4、如果anchor box与ground turth box之间的iou<0.3,标记为负样本,label=0
5、剩余的既不是正样本也不是负样本,不用参与最终的训练,label=-1
除了对anchor box标记外,还要计算anchor box与ground truth box之间的偏移量,并设置对应的权重
令:ground truth:标定的框也对应一个中心点位置坐标x*,y*和宽高w*,h*
anchor box: 中心点位置坐标x_a,y_a和宽高w_a,h_a
所以,偏移量:
△x=(x*-x_a)/w_a △y=(y*-y_a)/h_a
△w=log(w*/w_a) △h=log(h*/h_a)
通过ground truth box与anchor box之间的偏移量来进行学习,从而是RPN网络中的权重能够学习预测bbox的能力。
对应原码如下:
def anchor_target_layer(rpn_cls_score, gt_boxes, im_info, _feat_stride,
all_anchors, num_anchors):
# rpn_cls_score:[1, 29, 63, 18],gt_boxes:[x1,y1,x2,y2,cls],im_info:[H, W, scale]
# _feat_stride:[16], all_anchors:[1×29×63×9,4], num_anchors:9
"""Same as the anchor target layer in original Fast/er RCNN """
A = num_anchors # 特征图上的每个像素点对应9个anchor,num_anchors:9
total_anchors = all_anchors.shape[0] # 29*63*9
K = total_anchors / num_anchors # 29*63
# allow boxes to sit over the edge by a small amount
_allowed_border = 0
# map of shape (..., H, W)
height, width = rpn_cls_score.shape[1:3]
# 高、宽分别是29, 63
# only keep anchors inside the image
# 只保留图像内部的anchors,即返回四个坐标均在图像范围内的anchor对应的索引
inds_inside = np.where(
(all_anchors[:, 0] >= -_allowed_border) &
(all_anchors[:, 1] >= -_allowed_border) &
(all_anchors[:, 2] < im_info[1] + _allowed_border) & # width
(all_anchors[:, 3] < im_info[0] + _allowed_border) # height
)[0]
# keep only inside anchors
# 根据inds_inside返回的索引值,选择出在图像内部的anchor
anchors = all_anchors[inds_inside, :]
# label: 1 is positive, 0 is negative, -1 is dont care
labels = np.empty((len(inds_inside), ), dtype=np.float32)
labels.fill(-1)
# overlaps between the anchors and the gt boxes
# overlaps (ex, gt)
# bbox_overlaps(anchors, gt_boxes) 计算每个anchor和ground truth之间的IOU值
# anchors(N, 4) gt_boxes(K, 4) 返回值(N, K)
overlaps = bbox_overlaps(
np.ascontiguousarray(anchors, dtype=np.float), # 将内存不连续存储的数组转化为内存连续存储的数组,使得运行速度更快
np.ascontiguousarray(gt_boxes, dtype=np.float))

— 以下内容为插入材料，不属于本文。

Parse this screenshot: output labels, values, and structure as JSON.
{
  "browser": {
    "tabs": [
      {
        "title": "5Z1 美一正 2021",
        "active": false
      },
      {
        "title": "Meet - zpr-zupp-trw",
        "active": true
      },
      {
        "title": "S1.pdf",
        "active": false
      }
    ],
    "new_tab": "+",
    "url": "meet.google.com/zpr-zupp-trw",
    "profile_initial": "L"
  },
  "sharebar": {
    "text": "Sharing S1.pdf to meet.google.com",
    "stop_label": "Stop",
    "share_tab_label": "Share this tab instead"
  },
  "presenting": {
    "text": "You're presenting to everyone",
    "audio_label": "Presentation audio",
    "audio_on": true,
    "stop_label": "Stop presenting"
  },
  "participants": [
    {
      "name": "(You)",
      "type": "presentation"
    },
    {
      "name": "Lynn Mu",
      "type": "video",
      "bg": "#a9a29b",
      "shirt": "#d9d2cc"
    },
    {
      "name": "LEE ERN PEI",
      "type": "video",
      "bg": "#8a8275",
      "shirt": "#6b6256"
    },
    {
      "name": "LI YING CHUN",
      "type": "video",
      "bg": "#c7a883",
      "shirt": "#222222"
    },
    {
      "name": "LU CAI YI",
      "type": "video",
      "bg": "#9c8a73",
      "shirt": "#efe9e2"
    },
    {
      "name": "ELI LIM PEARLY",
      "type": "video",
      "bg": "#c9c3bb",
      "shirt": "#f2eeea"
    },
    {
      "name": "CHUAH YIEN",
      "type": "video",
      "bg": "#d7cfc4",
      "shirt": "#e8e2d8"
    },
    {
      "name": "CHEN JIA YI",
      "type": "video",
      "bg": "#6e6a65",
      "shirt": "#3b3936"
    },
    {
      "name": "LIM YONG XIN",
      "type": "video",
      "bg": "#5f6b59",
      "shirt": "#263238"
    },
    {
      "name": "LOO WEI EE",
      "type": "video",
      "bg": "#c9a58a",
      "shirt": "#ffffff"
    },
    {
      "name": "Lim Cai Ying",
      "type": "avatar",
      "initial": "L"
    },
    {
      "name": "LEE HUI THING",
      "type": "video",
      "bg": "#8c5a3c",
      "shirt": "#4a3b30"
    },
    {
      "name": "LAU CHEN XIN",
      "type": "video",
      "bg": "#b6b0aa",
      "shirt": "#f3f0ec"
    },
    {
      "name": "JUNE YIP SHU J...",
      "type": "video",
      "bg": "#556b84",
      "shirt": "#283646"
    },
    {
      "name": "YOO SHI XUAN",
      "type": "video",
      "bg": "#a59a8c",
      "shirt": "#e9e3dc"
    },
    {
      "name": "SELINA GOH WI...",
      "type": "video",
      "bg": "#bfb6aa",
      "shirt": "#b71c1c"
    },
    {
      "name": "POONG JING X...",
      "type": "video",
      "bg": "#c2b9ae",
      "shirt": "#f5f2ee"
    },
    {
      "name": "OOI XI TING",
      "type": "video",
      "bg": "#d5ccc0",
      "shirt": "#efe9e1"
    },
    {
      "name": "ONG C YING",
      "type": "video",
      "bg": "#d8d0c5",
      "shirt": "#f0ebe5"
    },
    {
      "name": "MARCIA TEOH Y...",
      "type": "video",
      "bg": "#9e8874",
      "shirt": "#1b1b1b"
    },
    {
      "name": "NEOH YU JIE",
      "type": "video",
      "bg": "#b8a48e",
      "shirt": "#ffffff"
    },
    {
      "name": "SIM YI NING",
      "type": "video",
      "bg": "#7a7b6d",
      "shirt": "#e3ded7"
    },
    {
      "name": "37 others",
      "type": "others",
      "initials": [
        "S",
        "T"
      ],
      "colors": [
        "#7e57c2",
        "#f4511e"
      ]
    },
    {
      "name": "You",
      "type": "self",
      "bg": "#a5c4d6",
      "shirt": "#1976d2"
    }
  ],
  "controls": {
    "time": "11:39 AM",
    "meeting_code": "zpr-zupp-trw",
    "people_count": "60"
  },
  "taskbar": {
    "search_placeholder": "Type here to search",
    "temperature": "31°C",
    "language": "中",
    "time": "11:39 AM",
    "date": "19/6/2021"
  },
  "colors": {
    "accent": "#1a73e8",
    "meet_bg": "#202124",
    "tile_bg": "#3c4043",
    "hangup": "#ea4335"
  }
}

# 求每个anchor最大的overlaps的索引(N,)
argmax_overlaps = overlaps.argmax(axis=1)
# 求每个anchor对应最大overlap的值,(N,)
max_overlaps = overlaps[np.arange(len(inds_inside)), argmax_overlaps]
# 求与目标框IOU值最大的anchor的索引(K)
gt_argmax_overlaps = overlaps.argmax(axis=0)
# 求与每个目标框IOU最大的anchor 1*K
gt_max_overlaps = overlaps[gt_argmax_overlaps,
np.arange(overlaps.shape[1])]
# 求K个目标框对应最大IOU的anchor的索引,1*K, 即目标框与哪个anchor的IOU最大
gt_argmax_overlaps = np.where(overlaps == gt_max_overlaps)[0]
# cfg.TRAIN.RPN_CLOBBER_POSITIVES:一个anchor既满足负样本又满足正样本,设置为负样本
if not cfg.TRAIN.RPN_CLOBBER_POSITIVES: # false
# assign bg labels first so that positive labels can clobber them
# first set the negatives
# rpn_clobber_positives为0.3,最大IOU小于0.3的设为0
labels[max_overlaps < cfg.TRAIN.RPN_NEGATIVE_OVERLAP] = 0 # 0.3
# fg label: for each gt, anchor with highest overlap
# 与每个目标框IOU值最大的anchor,label设为1
labels[gt_argmax_overlaps] = 1
# fg label: above threshold IOU
# 每个anchor与目标框IOU值大于0.7,label设为1
labels[max_overlaps >= cfg.TRAIN.RPN_POSITIVE_OVERLAP] = 1 # 0.7
if cfg.TRAIN.RPN_CLOBBER_POSITIVES:
# assign bg labels last so that negative labels can clobber positives
labels[max_overlaps < cfg.TRAIN.RPN_NEGATIVE_OVERLAP] = 0
# subsample positive labels if we have too many
# 如果正样本太多,降采样,label设为-1,不参与训练
num_fg = int(cfg.TRAIN.RPN_FG_FRACTION * cfg.TRAIN.RPN_BATCHSIZE) # 正样本max=0.5。 总样本bs=256
fg_inds = np.where(labels == 1)[0]
if len(fg_inds) > num_fg:
disable_inds = npr.choice(
fg_inds, size=(len(fg_inds) - num_fg), replace=False)
labels[disable_inds] = -1
# subsample negative labels if we have too many
# 如果负样本设置太多,进行降采样,label设为-1,不参与训练
num_bg = cfg.TRAIN.RPN_BATCHSIZE - np.sum(labels == 1)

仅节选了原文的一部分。